The main limitation of this study is the relatively low sample size, limiting proper interrogation of the factors affecting patency and longevity. The tendency for our department to place a radio-cephalic fistula at the wrist meant that this access method formed most our interventions. Comparison between different forms of AVF was not practical and may indeed be a beneficial avenue of further study. A further weakness of this study was the inability to follow-up those patients who were managed conservatively to fully elucidate outcomes for this cohort and compare them to those patients who did undergo either CVC or AVF placement. More research is required to answer this question.
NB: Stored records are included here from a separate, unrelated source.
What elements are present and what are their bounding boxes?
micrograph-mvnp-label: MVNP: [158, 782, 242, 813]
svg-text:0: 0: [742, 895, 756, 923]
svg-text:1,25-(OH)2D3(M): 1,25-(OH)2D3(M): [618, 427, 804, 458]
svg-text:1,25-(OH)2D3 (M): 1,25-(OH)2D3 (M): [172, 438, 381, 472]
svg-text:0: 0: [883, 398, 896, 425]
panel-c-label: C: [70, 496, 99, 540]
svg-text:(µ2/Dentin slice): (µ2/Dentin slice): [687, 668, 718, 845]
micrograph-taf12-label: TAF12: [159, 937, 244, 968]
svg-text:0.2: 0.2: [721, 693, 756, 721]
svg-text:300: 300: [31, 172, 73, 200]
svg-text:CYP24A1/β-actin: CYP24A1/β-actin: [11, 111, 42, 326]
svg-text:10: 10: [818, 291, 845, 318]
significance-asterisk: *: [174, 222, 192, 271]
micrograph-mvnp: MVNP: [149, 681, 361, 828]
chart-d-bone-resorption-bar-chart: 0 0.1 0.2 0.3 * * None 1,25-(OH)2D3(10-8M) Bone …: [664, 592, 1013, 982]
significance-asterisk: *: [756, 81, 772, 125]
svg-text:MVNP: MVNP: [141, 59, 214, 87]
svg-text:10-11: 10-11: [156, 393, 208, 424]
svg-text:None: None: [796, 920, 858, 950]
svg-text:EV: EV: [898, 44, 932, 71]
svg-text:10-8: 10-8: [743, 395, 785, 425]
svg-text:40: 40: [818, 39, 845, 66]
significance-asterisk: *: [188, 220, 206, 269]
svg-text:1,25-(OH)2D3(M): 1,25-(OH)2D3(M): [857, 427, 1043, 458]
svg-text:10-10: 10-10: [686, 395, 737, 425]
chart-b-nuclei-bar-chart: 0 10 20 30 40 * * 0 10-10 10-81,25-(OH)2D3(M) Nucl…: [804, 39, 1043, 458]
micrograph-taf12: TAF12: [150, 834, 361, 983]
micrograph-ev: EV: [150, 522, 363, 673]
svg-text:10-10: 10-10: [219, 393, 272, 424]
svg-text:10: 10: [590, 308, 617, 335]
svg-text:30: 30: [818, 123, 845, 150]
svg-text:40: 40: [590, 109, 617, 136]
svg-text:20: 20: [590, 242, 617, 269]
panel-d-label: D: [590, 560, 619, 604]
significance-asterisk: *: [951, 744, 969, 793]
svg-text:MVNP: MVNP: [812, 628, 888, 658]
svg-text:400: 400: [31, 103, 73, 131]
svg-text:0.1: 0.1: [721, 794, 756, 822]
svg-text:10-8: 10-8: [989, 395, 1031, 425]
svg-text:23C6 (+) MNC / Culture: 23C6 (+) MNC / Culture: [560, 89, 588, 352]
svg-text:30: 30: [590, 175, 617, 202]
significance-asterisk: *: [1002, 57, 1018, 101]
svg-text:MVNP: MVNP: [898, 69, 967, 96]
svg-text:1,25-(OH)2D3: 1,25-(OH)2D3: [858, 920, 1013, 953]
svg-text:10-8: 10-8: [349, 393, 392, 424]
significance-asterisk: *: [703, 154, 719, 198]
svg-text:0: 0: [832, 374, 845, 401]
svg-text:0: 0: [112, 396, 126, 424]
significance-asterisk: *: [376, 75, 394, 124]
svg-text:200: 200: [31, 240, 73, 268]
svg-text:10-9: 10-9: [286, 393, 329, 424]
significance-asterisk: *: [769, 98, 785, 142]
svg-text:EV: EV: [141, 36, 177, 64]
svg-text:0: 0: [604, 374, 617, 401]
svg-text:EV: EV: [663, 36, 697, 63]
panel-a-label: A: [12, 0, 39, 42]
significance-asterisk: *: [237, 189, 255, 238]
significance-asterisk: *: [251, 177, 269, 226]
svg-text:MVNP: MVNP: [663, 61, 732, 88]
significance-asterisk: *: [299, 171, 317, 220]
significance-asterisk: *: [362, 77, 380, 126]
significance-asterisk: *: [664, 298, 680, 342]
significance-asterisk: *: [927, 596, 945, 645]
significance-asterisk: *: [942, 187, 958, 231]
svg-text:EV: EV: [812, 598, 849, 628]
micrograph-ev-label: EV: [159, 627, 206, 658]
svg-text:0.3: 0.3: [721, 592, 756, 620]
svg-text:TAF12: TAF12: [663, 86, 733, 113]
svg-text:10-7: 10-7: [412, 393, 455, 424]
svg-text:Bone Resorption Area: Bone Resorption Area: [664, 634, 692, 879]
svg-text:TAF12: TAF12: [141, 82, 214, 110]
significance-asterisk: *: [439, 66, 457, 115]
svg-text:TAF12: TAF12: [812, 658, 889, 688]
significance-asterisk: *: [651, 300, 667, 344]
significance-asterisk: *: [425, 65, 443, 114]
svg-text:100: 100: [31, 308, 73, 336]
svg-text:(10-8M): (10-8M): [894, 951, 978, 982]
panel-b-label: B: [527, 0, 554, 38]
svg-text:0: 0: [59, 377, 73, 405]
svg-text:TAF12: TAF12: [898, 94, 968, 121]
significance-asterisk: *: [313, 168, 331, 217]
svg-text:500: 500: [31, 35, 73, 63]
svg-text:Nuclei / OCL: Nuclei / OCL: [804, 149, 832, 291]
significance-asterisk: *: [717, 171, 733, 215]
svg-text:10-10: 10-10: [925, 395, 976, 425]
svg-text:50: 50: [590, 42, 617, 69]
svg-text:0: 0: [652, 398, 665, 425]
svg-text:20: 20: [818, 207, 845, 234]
This study has demonstrated that AVF can be placed safely in a carefully selected elderly population with short length of stay and few complications. Although patency rates are inferior and re-intervention rates are higher than in younger patients, AVF remains a durable and appropriate option for renal replacement therapy in selected elderly patients. AVF placement confers significant survival outcomes compared with CVC placement in selected over 80-year-old ESRD patients. Age alone should not preclude primary AVF placement.
Footnotes
Disclosures
Financial support: No grants or funding have been received for this study.
Conflict of interest: None of the authors has financial interest related to this study to disclose.